The island’s boutiques sell cultured pearl jewellery at a wide range of price points, from modestly priced stud earrings to important necklaces costing several hundred thousand yen.
Iga Ninja Museum
The town of Iga, roughly 70 minutes from Ise-shi by road and accessible by the Kintetsu Osaka Line from Nagoya via Tsuruhashi, was the historical heartland of the Iga ninja tradition — one of the two main schools of ninjutsu in medieval Japan. The Iga Ninja Museum (entry ¥756) is housed in a reconstructed ninja residence and covers the history, tools, and techniques of the Iga ninja with a thoroughness that goes well beyond the tourist-oriented treatment the subject often receives.
The Residence and the Demonstrations
The thatched residence itself is engineered with trap doors, hidden chambers, reversible walls, and concealed weapons caches — devices that protected ninja operatives during the constant warfare of the Sengoku period. Guides in period costume demonstrate the mechanisms and explain their historical context. The explanations are available in English through an audio guide.
Outside the main museum building, a separate demonstration area hosts ninja performance shows several times daily, where costumed performers demonstrate throwing stars, rope techniques, and climbing equipment. Shuriken throwing practice costs an additional ¥200 and proves extremely popular with visitors of all ages. Iga Ueno Castle, a short walk from the museum, is one of Japan’s finest surviving small castles and can be combined with the museum in a half-day visit.
Akame 48 Waterfalls
In Nabari, on the Kintetsu Osaka Line about 90 minutes from Osaka Uehonmachi, the Akame Gorge hides one of the Kansai region’s most impressive and most undervisited waterfall hiking trails. The trail follows the Akame River for approximately 4 kilometres through heavily forested gorge, passing a succession of waterfalls — 48 is the traditional count, though the actual number varies with conditions — of which several are genuinely dramatic cascades dropping into deep green pools.

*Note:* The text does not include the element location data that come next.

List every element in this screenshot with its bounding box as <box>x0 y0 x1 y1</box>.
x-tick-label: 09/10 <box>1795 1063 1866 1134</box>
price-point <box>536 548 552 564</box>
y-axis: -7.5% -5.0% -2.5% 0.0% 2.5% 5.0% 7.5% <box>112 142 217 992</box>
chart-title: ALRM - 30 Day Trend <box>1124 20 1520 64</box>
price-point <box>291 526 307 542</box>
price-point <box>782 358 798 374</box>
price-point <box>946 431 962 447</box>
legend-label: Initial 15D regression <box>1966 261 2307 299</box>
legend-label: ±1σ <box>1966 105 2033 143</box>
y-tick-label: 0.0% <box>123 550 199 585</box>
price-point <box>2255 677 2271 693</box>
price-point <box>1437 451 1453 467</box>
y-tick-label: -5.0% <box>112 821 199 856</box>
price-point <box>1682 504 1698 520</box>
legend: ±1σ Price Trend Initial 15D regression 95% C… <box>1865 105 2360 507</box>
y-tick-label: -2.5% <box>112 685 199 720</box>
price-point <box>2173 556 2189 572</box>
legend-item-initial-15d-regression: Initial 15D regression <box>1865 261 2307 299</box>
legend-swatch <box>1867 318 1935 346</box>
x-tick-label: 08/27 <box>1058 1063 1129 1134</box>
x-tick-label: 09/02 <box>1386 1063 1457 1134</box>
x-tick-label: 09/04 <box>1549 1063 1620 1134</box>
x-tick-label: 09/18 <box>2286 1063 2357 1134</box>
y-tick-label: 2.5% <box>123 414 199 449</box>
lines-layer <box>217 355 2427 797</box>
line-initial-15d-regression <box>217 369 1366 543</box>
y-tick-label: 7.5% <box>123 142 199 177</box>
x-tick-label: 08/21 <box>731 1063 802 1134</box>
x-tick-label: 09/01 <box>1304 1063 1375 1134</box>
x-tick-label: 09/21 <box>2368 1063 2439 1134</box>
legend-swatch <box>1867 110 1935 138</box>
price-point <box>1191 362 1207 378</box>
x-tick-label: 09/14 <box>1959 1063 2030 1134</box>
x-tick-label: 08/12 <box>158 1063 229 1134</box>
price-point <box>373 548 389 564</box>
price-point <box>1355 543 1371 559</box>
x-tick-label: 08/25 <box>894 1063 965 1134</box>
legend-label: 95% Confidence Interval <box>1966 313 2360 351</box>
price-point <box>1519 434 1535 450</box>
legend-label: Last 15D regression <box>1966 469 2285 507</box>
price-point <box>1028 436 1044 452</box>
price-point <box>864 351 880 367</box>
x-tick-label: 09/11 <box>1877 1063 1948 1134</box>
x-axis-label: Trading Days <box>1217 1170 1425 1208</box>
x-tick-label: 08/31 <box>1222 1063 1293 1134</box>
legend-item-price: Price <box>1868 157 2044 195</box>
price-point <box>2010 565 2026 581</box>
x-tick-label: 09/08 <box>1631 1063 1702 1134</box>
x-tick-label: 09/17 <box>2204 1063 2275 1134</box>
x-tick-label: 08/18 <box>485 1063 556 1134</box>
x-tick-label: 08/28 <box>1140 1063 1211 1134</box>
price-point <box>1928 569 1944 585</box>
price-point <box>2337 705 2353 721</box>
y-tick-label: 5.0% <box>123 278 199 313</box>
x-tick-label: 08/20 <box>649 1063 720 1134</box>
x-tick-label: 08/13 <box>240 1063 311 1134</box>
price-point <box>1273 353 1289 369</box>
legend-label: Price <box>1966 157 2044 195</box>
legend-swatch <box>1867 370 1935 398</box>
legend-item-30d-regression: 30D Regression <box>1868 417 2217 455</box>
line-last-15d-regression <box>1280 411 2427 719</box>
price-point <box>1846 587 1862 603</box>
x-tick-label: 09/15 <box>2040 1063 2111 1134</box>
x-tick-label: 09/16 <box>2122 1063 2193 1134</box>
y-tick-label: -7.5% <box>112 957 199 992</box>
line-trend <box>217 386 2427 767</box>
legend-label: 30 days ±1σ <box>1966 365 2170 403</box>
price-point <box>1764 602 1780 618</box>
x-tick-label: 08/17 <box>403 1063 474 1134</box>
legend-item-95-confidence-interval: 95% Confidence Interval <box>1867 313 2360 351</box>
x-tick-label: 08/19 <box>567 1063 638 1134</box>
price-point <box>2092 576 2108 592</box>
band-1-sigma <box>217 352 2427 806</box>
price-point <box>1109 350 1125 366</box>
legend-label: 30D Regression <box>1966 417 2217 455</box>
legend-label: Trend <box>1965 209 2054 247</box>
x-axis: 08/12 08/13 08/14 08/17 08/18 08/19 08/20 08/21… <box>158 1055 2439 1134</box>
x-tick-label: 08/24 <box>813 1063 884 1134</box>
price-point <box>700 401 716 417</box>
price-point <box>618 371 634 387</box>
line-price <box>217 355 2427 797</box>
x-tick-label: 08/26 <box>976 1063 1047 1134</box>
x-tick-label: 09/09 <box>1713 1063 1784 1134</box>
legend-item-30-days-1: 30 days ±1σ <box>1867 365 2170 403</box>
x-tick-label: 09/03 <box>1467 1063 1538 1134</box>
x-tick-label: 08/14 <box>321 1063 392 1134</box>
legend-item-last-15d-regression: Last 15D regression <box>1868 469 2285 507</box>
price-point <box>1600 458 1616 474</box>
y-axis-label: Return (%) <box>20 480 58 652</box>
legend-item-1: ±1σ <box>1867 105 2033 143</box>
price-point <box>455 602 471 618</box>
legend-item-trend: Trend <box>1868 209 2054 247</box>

Entry costs around ¥500. The trail takes two to three hours for the full out-and-back journey. Japanese giant salamanders — up to 1.5 metres in length, listed as a national natural monument — inhabit the river, and though rarely seen in daylight, information boards at the entrance explain their presence. The gorge is most spectacular in late April when new growth covers the canyon walls, and again in November during autumn foliage.
Getting Around Mie
The Kintetsu network is the practical backbone of Mie travel. The Kintetsu Nagoya Line connects Nagoya to Matsusaka, Tsu, and ultimately Iseshi (for Ise Jingu) in around 90 minutes. The Shimakaze limited express, one of Japan’s most comfortable trains, connects Osaka Namba with Kashikojima in the south of Mie via Iseshi in approximately 120 minutes. JR Rapid trains also run from Nagoya to Toba via Matsusaka.
The Kintetsu Iseshima Free Kippu (¥4,870 from Nagoya, ¥5,750 from Osaka) covers unlimited Kintetsu travel throughout the Ise-Shima area for two days and is excellent value for visitors covering multiple sites. Buses connect Ise-shi Station to the Naiku and Geku, and a tourist loop bus links all the major Ise sights.
Accommodation ranges from business hotels in Tsu (from ¥7,000 per night) to traditional ryokan near Okage Yokocho in Ise (¥20,000–¥45,000 per night including dinner and breakfast) to large resort hotels in Ago Bay and Kashikojima (¥30,000–¥80,000). The most immersive experience is a ryokan stay in Ise itself, arriving the evening before an early-morning Naiku visit.